Classroom Organization and Communication
Recently I updated classroom organization and I noticed students' happiness with the fact that materials and information were more easily accessible. My partner teacher and I also communicate with family members on a weekly basis which helps to keep everyone in the loop of classroom events, expectations, and needs.
Yearly Pattern of Events and Initiatives
Our system has also developed a yearly pattern of events and initiatives. For the most part, the main events are listed on a calendar in September so we know what to expect. Most events include introductory information that is distributed ahead of time to give educators a chance to prepare and plan for the event.
Yearly Goal Setting
At the start of each school year, goals for the system are set and shared. This provides a launching point for the specific work we do at each school for each subject and group of students.
The better we streamline and strengthen the organization and communication routines in an organization, the more time we have to do the good work that matters. Creating regular patterns and systems of organization and communication supports this work. Yearly inclusive review and revision of these systems serve to boost our collegiality and forward growth with respect to teaching children well.

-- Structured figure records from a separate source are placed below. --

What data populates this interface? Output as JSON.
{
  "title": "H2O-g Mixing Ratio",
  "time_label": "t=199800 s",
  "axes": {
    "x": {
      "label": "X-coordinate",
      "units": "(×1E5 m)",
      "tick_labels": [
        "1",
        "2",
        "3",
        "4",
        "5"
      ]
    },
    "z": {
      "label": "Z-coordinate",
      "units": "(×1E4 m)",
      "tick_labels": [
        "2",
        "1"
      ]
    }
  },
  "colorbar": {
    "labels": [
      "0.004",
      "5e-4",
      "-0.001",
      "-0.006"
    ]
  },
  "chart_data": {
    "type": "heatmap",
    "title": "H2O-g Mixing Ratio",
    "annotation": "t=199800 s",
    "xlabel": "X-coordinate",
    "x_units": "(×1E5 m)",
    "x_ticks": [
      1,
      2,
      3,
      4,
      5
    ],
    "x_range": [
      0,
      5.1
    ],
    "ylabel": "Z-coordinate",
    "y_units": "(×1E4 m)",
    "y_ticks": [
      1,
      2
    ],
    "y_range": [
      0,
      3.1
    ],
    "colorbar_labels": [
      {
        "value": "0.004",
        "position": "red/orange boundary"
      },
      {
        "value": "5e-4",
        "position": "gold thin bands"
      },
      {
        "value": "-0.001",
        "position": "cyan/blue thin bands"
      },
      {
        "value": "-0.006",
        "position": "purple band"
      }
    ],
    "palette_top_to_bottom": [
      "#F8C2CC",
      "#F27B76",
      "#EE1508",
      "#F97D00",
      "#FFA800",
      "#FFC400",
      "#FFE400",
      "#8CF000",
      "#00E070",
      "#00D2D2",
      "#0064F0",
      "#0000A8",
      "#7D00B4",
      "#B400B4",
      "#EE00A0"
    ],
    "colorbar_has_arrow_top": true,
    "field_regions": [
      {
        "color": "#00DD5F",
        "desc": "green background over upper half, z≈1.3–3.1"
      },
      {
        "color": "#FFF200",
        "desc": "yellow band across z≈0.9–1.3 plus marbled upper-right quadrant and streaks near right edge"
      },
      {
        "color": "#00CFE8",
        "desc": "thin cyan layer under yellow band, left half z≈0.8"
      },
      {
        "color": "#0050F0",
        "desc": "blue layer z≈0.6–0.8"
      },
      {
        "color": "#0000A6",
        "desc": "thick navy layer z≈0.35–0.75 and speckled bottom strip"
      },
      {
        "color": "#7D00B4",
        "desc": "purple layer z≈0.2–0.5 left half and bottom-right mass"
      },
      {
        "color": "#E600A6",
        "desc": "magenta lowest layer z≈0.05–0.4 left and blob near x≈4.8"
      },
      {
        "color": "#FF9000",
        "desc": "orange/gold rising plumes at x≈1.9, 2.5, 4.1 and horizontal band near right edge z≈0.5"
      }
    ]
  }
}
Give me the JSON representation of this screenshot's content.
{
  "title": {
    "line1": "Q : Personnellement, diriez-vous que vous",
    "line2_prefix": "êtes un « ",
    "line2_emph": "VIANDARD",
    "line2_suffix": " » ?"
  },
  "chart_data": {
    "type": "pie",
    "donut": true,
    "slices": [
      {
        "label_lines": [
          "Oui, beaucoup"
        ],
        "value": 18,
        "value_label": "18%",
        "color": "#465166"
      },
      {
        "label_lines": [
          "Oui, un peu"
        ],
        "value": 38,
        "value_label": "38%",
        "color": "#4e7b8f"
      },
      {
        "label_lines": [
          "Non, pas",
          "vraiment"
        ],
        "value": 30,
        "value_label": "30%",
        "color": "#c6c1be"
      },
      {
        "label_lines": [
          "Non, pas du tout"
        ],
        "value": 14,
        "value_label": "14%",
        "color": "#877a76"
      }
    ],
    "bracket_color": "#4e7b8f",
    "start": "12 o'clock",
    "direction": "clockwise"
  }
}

Without yearly review and revision, there's the possibility that some routines and systems that are no longer effective will persist. Hence, some kind of review and prioritizing are necessary to keep our systems and work timely and effective.
As I think about my own work in this regard, I am guided by the following questions:
- How can I best organize the classroom learning space to support my young learners?
- How can I streamline and enrich classroom communication so that colleagues, students, and family members receive the information they need in timely, efficient ways?
- When will I research Google calendar with greater depth and apply what I learn to better use that vehicle in conjunction with school/home use?
- As a teaching/learning team, how will we assess and revise the committee work and communication we do to develop our work for students in ways that make a significant impact?
- How will I update classroom websites to better communicate with colleagues, students, leaders, and family members? How will I enlist the help of the learning team in this endeavor?
- When and how will my students, colleagues, and I create and communicate a list of yearly events that support vibrant, engaging student learning?
- When and how will I create goals for the year ahead? How will I enlist the support of the learning team in this endeavor?
I look forward to this analysis in the days to come, an analysis that will help me to move my own work forward.
*Our system has standards-based reports at the elementary level where I teach. Students receive checks related to mastery for a large number of standards.